The rocky road running past dilapidated homes ends abruptly at a thick, five-metre-high metal barrier — the end of the European Union, and Greece’s border with Turkey.
The grey waters of the Evros River, the natural border between the two countries, now flow alongside the imposing fence topped with barbed wire.
Athens erected the 37.5-kilometre (23-mile) barrier in 2020 after tens of thousands of migrants tried to break through this remote northeastern area, clashing for days with Greek security forces.
With the country headed into a tight general election next month, the conservative government has vowed to extend the barrier another 35 kilometres by the end of the year.
On Monday, Migration Minister Notis Mitarachi went so far as to tell private broadcaster Skai TV that his conservative party wanted to extend the fence across the entire 200 kilometres of the Greek-Turkish border.
Prime Minister Kyriakos Mitsotakis, fighting to hold onto power at the May 21 ballot box and facing calls to resign over the country’s worst rail tragedy that killed 57 people, is pressing his tough-on-migration policy hard on the campaign trail.
It is a message that plays well in the poor, agricultural border area.
Residents vividly recall the 2020 migration scare when, in a spat with the EU, Turkish President Recep Tayyip Erdogan announced that his forces would no longer stop asylum seekers from travelling to the border.
“If the fence hadn’t been built, we would have been in Kabul here!” one 50-year-old man from Feres told AFP, declining to give his name.
‘Attempted invasion’
“We went (to the border area) with our guns. We had to secure our houses,” he added, recalling the 2020 clashes.

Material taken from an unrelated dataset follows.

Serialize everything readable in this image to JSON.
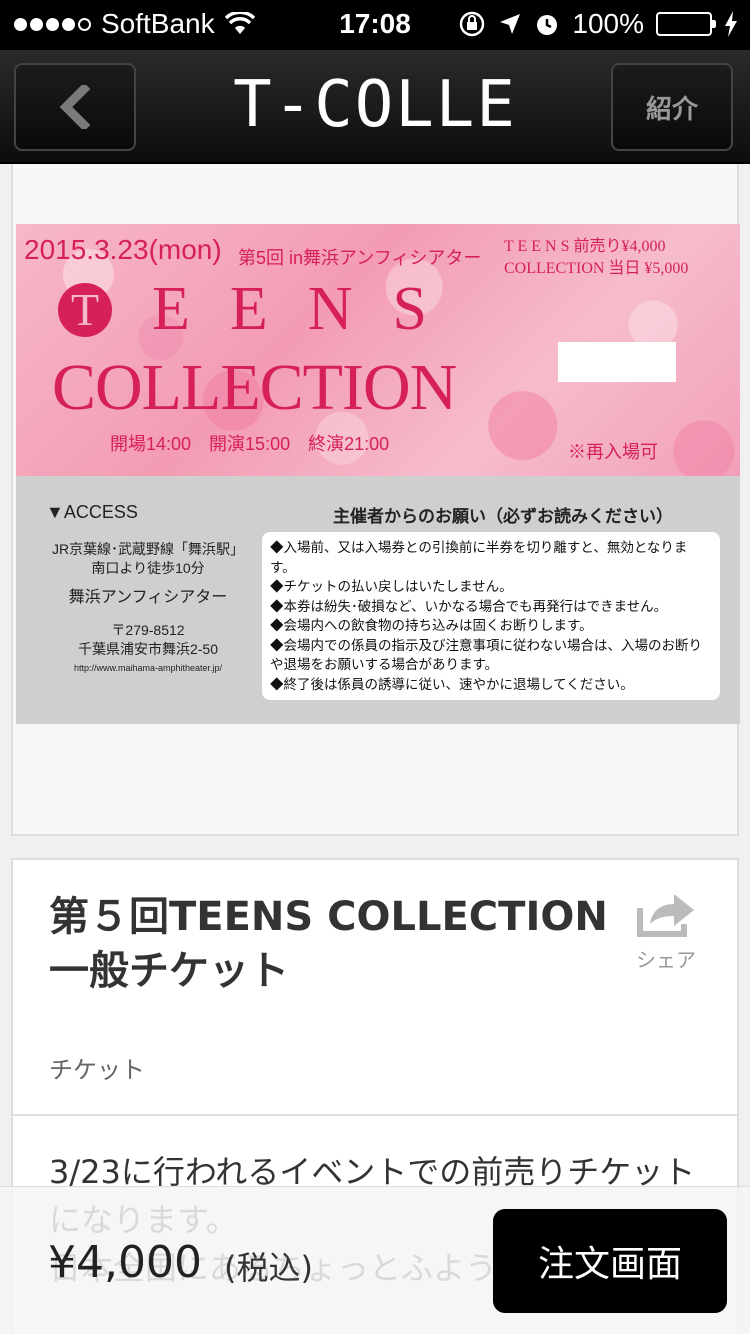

“We fired two or three times in the air.”
Mitsotakis visited the area last Friday, hoping to find sympathetic voters as he seeks to divert attention away from the train crash and the cost-of-living crisis.
“A sovereign country must have ways to protect its borders efficiently,” he said.
He likened the 2020 surge of migrants to “an attempted invasion” in which “tens of thousands of illegal migrants” sought to enter Greece “often through the use of violence”.
Greek soldiers now patrol the area equipped with cameras, high-tech radar and drones.
“I have lived here for 45 years, and I can confirm that (migration) flows ceased after the wall was built,” said Athanassios Pamousis, chairman of nearby Poros village.
Greece and Turkey have for years traded accusations involving the mistreatment of migrants in the area.
Turkey and rights groups accuse Greece of pushing back asylum seekers across the border.
‘Prefer a factory’
Athens denies this, despite numerous testimonies from alleged victims.
In October, 92 mainly Afghan and Syrian migrants were found almost naked and bruised near the river. Greece said Turkish army vehicles had left them there. Turkey denied this.
Greece says extending the barrier by the promised 35 kilometres will cost around 100 million euros ($109 million) and wants the EU to provide funding — a move that some member states oppose.
“It is about time for the European Union to seriously consider providing European funds for these types of projects, because after all, we are contributing towards European security,” Mitsotakis said Friday.
Nikos Chatzimagioglou, the owner of a perfume shop in the nearby town of Feres, calls the construction of the barrier “a good cause.”
“Every day, foreigners would go by. Not just one or two, but groups of 50 or a hundred. If you are not from here, you cannot understand,” he said.
Mitsotakis’ main opponents, the leftist Syriza party, accuse the prime minister of using anti-migrant rhetoric to court voters from nationalist and far-right rivals.
Citizen Protection Minister Takis Theodorikakos says some 265,000 migrants were barred from entering the country illegally last year.
But Chatzimagioglou says the main problem in the area is not migration, but poverty.
“If you ask me if I prefer a wall or a factory, I prefer a factory,” he told AFP.